Deion Sanders blasts NCAA over NIL deals paying players too much, offers solution

Deion Sanders

Jackson State University head coach Deion Sanders walks along the sideline during the Orange Blossom Classic between Florida A&M University and Jackson State University at Hard Rock Stadium in Miami Gardens, Fla., on Sunday, Sept. 5, 2021. Syndication Tallahassee Democrat

Jackson State Tigers football coach Deion Sanders is learning the ropes of recruiting and what it takes to build a winning college football program. In a new era where student-athletes are being compensated under the Name, Image and Likeness, Sanders believes there is a problem.
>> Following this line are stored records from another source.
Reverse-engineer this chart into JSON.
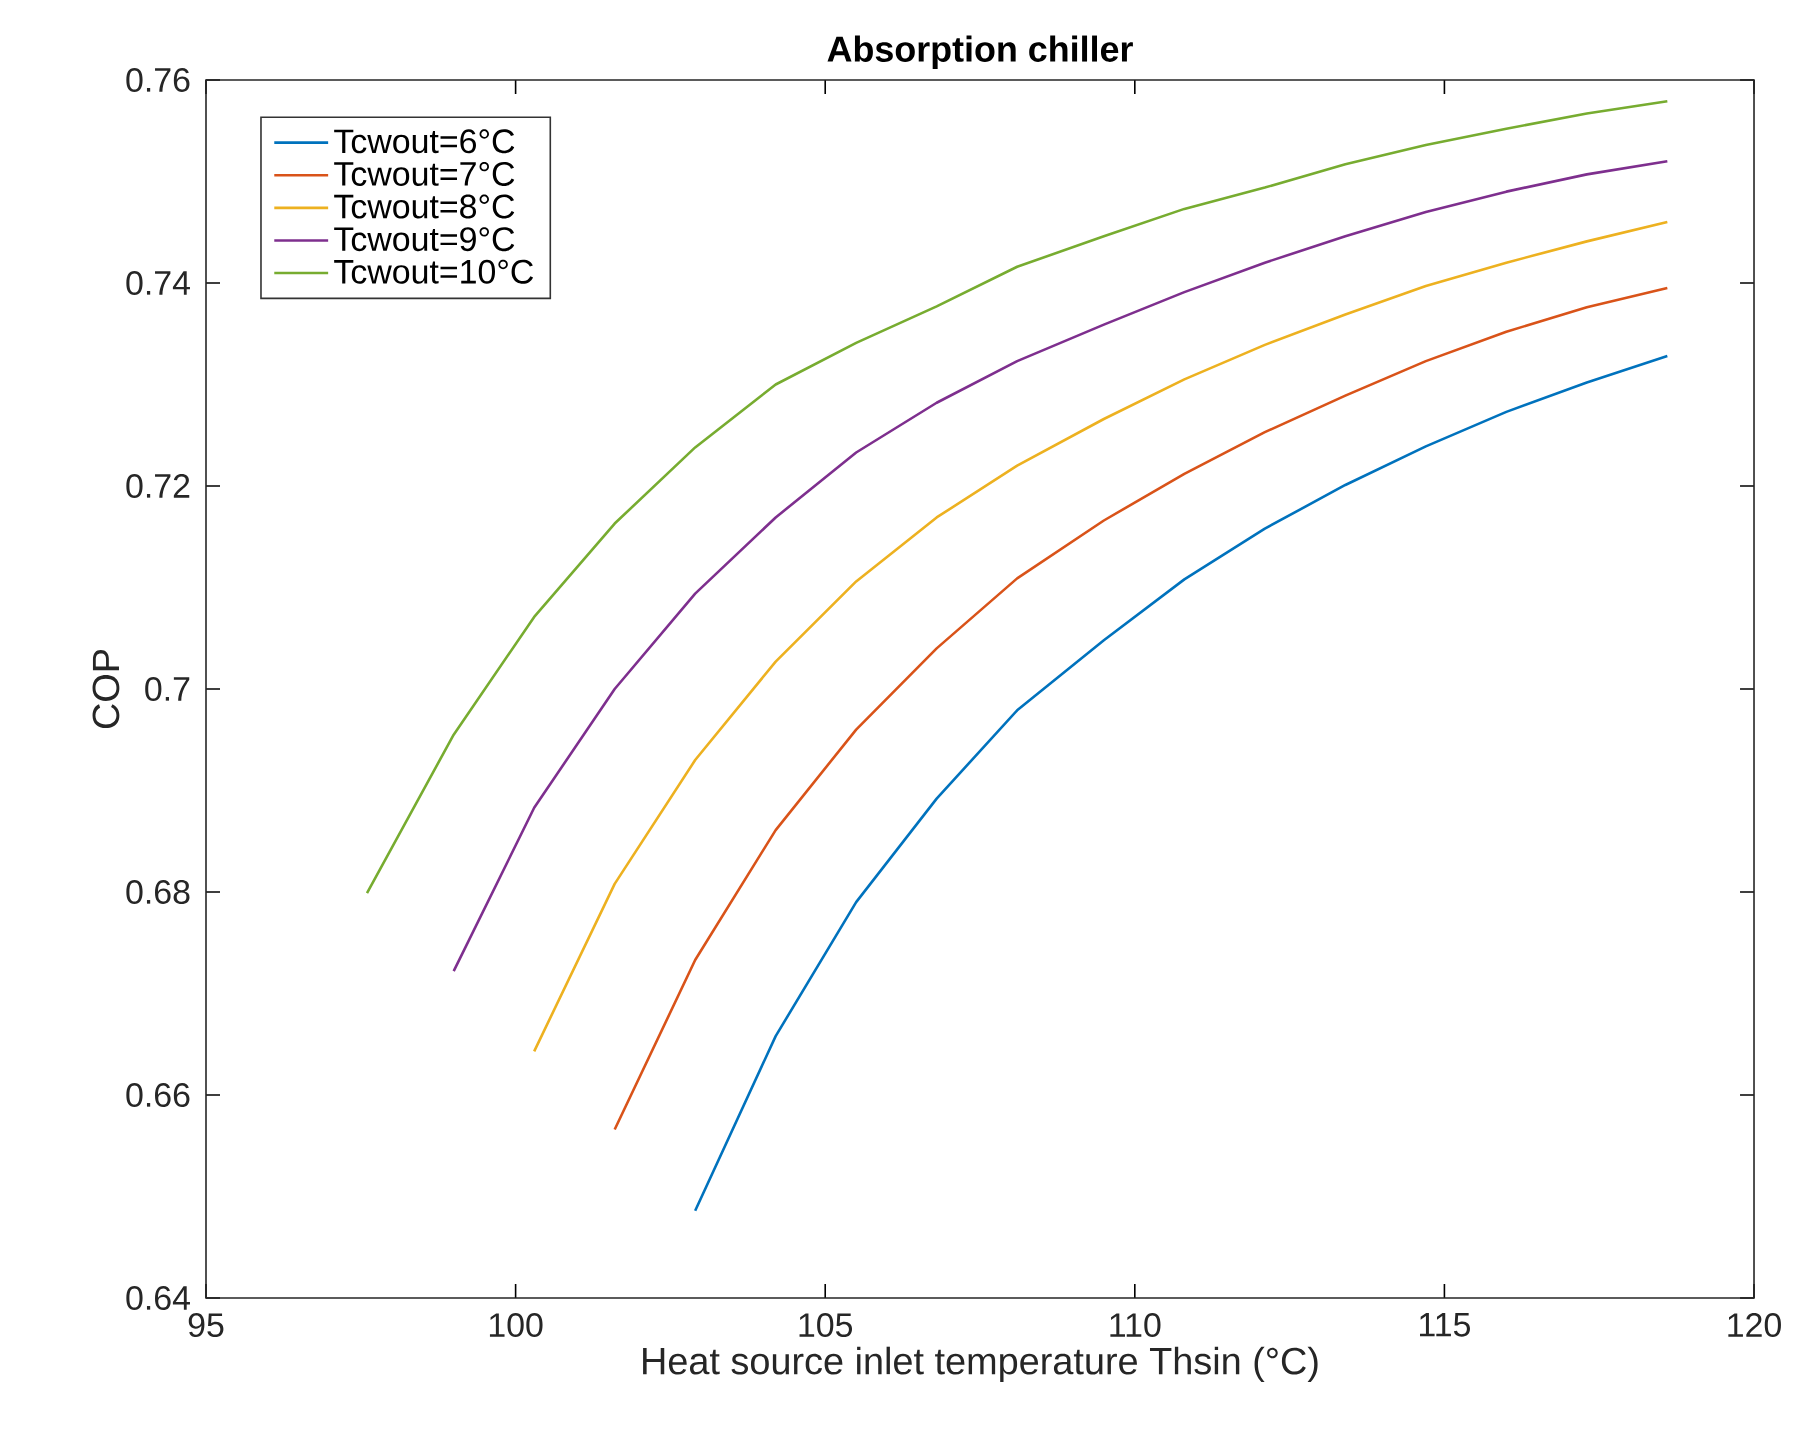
{
  "chart_data": {
    "type": "line",
    "title": "Absorption chiller",
    "xlabel": "Heat source inlet temperature Thsin (°C)",
    "ylabel": "COP",
    "xlim": [
      95,
      120
    ],
    "xticks": [
      95,
      100,
      105,
      110,
      115,
      120
    ],
    "ylim": [
      0.64,
      0.76
    ],
    "yticks": [
      0.64,
      0.66,
      0.68,
      0.7,
      0.72,
      0.74,
      0.76
    ],
    "legend": "top left",
    "grid": false,
    "marker": "none",
    "line_style": "solid",
    "series": [
      {
        "name": "Tcwout=6°C",
        "color": "#0072bd",
        "x": [
          102.9,
          104.2,
          105.5,
          106.8,
          108.1,
          109.5,
          110.8,
          112.1,
          113.4,
          114.7,
          116.0,
          117.3,
          118.6
        ],
        "values": [
          0.6486,
          0.6658,
          0.679,
          0.6892,
          0.6979,
          0.7048,
          0.7108,
          0.7158,
          0.7201,
          0.7239,
          0.7273,
          0.7302,
          0.7328
        ]
      },
      {
        "name": "Tcwout=7°C",
        "color": "#d95319",
        "x": [
          101.6,
          102.9,
          104.2,
          105.5,
          106.8,
          108.1,
          109.5,
          110.8,
          112.1,
          113.4,
          114.7,
          116.0,
          117.3,
          118.6
        ],
        "values": [
          0.6566,
          0.6733,
          0.6861,
          0.696,
          0.704,
          0.7109,
          0.7166,
          0.7212,
          0.7253,
          0.7289,
          0.7323,
          0.7352,
          0.7376,
          0.7395
        ]
      },
      {
        "name": "Tcwout=8°C",
        "color": "#edb120",
        "x": [
          100.3,
          101.6,
          102.9,
          104.2,
          105.5,
          106.8,
          108.1,
          109.5,
          110.8,
          112.1,
          113.4,
          114.7,
          116.0,
          117.3,
          118.6
        ],
        "values": [
          0.6643,
          0.6808,
          0.693,
          0.7027,
          0.7106,
          0.7169,
          0.722,
          0.7266,
          0.7305,
          0.7339,
          0.7369,
          0.7397,
          0.742,
          0.7441,
          0.746
        ]
      },
      {
        "name": "Tcwout=9°C",
        "color": "#7e2f8e",
        "x": [
          99.0,
          100.3,
          101.6,
          102.9,
          104.2,
          105.5,
          106.8,
          108.1,
          109.5,
          110.8,
          112.1,
          113.4,
          114.7,
          116.0,
          117.3,
          118.6
        ],
        "values": [
          0.6722,
          0.6883,
          0.7,
          0.7094,
          0.7169,
          0.7233,
          0.7282,
          0.7323,
          0.7359,
          0.7391,
          0.742,
          0.7446,
          0.747,
          0.749,
          0.7507,
          0.752
        ]
      },
      {
        "name": "Tcwout=10°C",
        "color": "#77ac30",
        "x": [
          97.6,
          99.0,
          100.3,
          101.6,
          102.9,
          104.2,
          105.5,
          106.8,
          108.1,
          109.5,
          110.8,
          112.1,
          113.4,
          114.7,
          116.0,
          117.3,
          118.6
        ],
        "values": [
          0.6799,
          0.6955,
          0.7071,
          0.7163,
          0.7238,
          0.73,
          0.7341,
          0.7377,
          0.7416,
          0.7446,
          0.7473,
          0.7494,
          0.7517,
          0.7536,
          0.7552,
          0.7567,
          0.7579
        ]
      }
    ]
  }
}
The 54-year-old NFL legend is starting to build the Tigers into a quality program. After a 4-2 season in the spring 2020 season, Jackson State improved to 11-2 after an outstanding 20221 campaign. The success and spotlight on the HBCU program helped Sanders pull in No. 1 recruit Travis Hunter.

However, the 2022 offseason has brought an issue to light in Sanders’ mind. Amid the ongoing debate over the unregulated NIL period, where student-athletes can receive money from companies or individuals for their NIL rights, the NCAA and many schools are trying to create policies during a time that can only be described as the ‘Wild West’ in college football.

In a video tweeted to the NCAA on Wednesday, Sanders raised questions about the influence NIL money can have on student-athletes. He also suggested the only way to help young men receiving NIL money is through teams being allowed to hire more coaches who know how to work with those young men.

“When you start paying athletes like they’re professionals, you get athletes acting like they’re professionals and you don’t have staffs large enough and equipped enough to handle a young man with money. Let me go deeper. Handle a young man that’s making more money than some of the coaches on staff.”

Deion Sanders on the dangers of paying student-athletes

There is an ongoing loophole the NCAA and every college program wants to address. Boosters for some of the best programs in the country have realized they can use NIL money as a means of enticing student-athletes to leave one school for another. With reports estimating that some student-athletes are receiving six- and even seven-figure deals, there is debate about how to address it.

As Sanders notes, this does hurt smaller programs. Whether it’s on the recruiting trail for the top players out of high school or players currently on the roster who could be poached by a bigger school with deeper pockets thanks to boosters, there is a wide gap in power.

“See, with the NIL, which really ain’t NIL because it ain’t no name, image, and likeness. It’s just pay-per view right now. That’s what they’re doing at the big boys, little boys we can’t compete with that. But anyway, you’ve got a problem.”

Jackson State coach Deion Sanders on how NIL helps bigger schools more than smaller programs

Of course, there are also problems with these comments coming from Sanders. As some have argued, he’s not exactly the right person to be making these points and his solution is also one purely looking out for his own interests.

Travis Hunter signed a NIL deal with J5 Caffe, a Black-owned coffee company, and many have speculated endorsement money helped influence him toward Jackson State. It’s perfectly legal in the current system and if it did happen, it’s no different than connections made between top recruits and Power 5 programs.

There’s also the issue regarding Sanders’ solution. The NCAA received overwhelming criticism and was blasted by the U.S. Supreme Court for the system that saw all revenue go towards conference officials, coaches and staff. Sanders seems to believe the real problem now is he and his coaches aren’t being paid enough.

Sanders, once of the biggest football stars ever, certainly would have cashed in with NIL deals if they were permitted when he was a student-athlete. As for his concern regarding marquee programs having an advantage over small schools, perhaps that’s part of the reason why he started looking at other jobs in December.